The restaurant is open for both lunch and dinner, and is a relatively small, but comfortable spot. The bright colors and designs on the walls are aesthetically pleasing, and include a map to give you a better idea of the geography of Moldova. Artur was a gracious host, personable and knowledgeable, and it was a pleasure to dine with him and learn more about Moldovan cuisine. Though I've previously enjoyed Moldovan wines, I'd never before had their cuisine so this was a welcome experience.
The Dinner Menu has a compact range of diverse choices, including: Appetizers (5 choices, $7.95-$11.45), such as CLĂTITE CU GĂINĂ ȘI CIUPERCI (Chicken and mushrooms crepes) and FASOLIȚĂ (Bean paste with caramelized onions); Soup & Salad ($6.45-$8.95), such as ZEAMĂ (Heart warming chicken soup with homemade noodles) and SALATĂ DE VARZĂ (Fresh cabbage salad with scallions, parsley and olive oil); Placinte La Tiger (5 choices, $7.95-$8.95), a traditional pan-fried pie with various fillings); Entrees (3 choices $16.45-$17.95), such as FRIPTURĂ DE GĂINĂ (Roasted chicken, stewed in broth with onions and garlic, served with pickled vegetables and traditional polenta with feta cheese and sour cream on the side); and Chef's Specials, (3 choices $18.95-$24.95), such as CÂRNĂCIORI DE GĂINĂ (Grilled chicken sausages, served with fresh cabbage salad, baked potato topped with sour cream and scallions, pickles and home made hot sauce on the side); Sides (5 choices at $5.45-$8.95), such as CARTOFI ȚĂRĂNEȘTI (Country style pan fried potatoes with onions and herb); and Desserts (2 choices at $8.95-$9.45).
Though the full menu is also available for Lunch, there is a Lunch Special ($10.95) which includes: Soup or Salad, plus a Side & Entree or a Pie, with a nonalcoholic drink.
The first dish was the SARMALE ($16.45), cabbage and grape leaves, stuffed with rice, chicken, tomatoes, carrots, fried onions and herbs, and served with sour cream.

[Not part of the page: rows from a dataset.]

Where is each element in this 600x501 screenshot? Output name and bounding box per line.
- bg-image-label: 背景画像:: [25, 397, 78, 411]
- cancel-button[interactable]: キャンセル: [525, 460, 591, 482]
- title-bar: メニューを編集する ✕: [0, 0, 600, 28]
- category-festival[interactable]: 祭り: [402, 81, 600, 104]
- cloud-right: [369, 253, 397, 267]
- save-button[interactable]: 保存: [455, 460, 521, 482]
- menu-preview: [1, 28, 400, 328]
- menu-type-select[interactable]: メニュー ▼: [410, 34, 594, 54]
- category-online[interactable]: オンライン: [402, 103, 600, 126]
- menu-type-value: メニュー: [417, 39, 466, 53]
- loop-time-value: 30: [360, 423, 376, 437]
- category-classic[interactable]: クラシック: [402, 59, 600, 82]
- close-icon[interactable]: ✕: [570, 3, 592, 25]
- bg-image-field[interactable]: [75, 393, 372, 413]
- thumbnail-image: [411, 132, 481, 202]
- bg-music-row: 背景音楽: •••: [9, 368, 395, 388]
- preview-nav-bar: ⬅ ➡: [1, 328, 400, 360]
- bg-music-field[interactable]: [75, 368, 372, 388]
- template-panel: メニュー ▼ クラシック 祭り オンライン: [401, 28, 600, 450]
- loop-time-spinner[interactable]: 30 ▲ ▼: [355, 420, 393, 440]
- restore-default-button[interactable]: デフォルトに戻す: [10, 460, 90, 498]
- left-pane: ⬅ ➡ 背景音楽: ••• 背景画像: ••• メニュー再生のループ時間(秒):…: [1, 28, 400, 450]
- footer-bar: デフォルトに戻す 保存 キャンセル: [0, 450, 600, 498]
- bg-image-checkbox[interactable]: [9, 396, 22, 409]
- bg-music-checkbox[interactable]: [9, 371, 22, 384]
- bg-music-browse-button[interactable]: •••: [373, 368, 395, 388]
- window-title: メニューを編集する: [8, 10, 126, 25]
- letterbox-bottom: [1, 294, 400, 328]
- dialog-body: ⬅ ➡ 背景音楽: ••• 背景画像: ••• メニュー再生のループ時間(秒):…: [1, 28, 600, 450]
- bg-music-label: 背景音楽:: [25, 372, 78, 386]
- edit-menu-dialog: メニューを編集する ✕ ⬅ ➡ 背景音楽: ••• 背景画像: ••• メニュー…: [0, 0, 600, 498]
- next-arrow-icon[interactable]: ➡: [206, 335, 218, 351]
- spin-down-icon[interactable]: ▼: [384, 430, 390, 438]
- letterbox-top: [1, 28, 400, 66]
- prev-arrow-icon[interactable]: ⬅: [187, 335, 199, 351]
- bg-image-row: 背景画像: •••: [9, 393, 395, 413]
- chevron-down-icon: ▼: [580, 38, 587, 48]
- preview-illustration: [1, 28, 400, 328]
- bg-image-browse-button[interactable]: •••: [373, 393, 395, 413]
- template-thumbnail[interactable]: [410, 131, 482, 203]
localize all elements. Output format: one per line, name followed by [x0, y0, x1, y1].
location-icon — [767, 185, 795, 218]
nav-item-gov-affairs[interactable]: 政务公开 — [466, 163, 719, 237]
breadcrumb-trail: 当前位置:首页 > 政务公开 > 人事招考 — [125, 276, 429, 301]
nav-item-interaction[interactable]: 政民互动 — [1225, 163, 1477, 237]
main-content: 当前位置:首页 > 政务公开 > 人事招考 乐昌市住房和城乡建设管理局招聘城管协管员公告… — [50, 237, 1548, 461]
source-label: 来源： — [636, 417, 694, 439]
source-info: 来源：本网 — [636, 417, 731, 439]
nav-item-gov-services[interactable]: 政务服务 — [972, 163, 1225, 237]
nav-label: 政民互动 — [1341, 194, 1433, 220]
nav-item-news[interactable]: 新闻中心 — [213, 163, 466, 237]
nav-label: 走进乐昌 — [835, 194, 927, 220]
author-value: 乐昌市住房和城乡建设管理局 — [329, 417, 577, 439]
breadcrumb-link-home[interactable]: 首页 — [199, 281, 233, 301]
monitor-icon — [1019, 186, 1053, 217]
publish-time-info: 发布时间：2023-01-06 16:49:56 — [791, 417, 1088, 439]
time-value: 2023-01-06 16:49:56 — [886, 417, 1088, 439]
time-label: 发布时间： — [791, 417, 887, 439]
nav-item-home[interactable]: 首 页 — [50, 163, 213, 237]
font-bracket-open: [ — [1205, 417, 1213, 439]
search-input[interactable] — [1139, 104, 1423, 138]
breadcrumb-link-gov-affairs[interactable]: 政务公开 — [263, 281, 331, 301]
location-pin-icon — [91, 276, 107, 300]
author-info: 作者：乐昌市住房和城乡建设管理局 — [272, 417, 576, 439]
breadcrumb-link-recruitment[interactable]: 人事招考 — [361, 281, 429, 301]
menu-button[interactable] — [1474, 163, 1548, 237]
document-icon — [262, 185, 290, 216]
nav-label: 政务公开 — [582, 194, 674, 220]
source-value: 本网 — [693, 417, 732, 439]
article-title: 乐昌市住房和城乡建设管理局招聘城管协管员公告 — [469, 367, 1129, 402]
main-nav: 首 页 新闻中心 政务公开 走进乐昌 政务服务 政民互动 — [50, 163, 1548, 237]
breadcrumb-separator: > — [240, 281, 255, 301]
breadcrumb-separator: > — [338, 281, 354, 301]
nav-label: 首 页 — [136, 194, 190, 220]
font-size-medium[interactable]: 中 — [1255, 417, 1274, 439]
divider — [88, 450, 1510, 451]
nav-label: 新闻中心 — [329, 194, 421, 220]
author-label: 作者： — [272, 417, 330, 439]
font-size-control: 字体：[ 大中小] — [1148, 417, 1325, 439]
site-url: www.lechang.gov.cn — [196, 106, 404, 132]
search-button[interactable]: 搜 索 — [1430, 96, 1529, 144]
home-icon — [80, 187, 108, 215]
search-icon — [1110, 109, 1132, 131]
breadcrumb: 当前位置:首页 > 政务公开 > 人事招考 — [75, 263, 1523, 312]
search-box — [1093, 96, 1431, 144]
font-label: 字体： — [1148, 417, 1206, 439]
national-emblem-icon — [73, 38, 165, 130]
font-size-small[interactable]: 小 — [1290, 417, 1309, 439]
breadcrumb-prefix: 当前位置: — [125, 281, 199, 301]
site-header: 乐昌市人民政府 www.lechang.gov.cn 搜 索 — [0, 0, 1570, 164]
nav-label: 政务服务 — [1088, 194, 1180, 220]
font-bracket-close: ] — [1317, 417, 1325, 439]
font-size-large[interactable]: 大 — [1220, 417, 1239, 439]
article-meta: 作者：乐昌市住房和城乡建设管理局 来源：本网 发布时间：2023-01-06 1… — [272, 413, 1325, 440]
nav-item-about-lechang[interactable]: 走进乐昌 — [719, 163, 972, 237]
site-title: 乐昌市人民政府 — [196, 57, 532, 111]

Please note that the above Sarmale was only made with grape leaves and not cabbage. The rice plays the prominent role in this dish, and with the chicken it is a very traditional and inexpensive Moldovan dish, especially prepared by the women in the household, and they are always served at Moldovan parties. These were delicious, with a slight crunch to the grape leaves and plenty of flavorful filling, with lots of rice and finely chopped chicken and veggies. They make for a tasty snack and pair well with white wine.
The Moldova Restaurant is unique and interesting, with plenty of diverse and delicious food. Much of it is comfort food, sure to please your palate and belly. The welcoming vibe of the spot is also a compelling reason to visit. Plus, the fact they carry Moldovan wine makes a visit more of a total Moldovan experience. Kudos to Artur and Sandra Andronic for opening this restaurant, indicative of their passion for Moldova. I strongly encourage my readers to check out the Moldova Restaurant for lunch or dinner.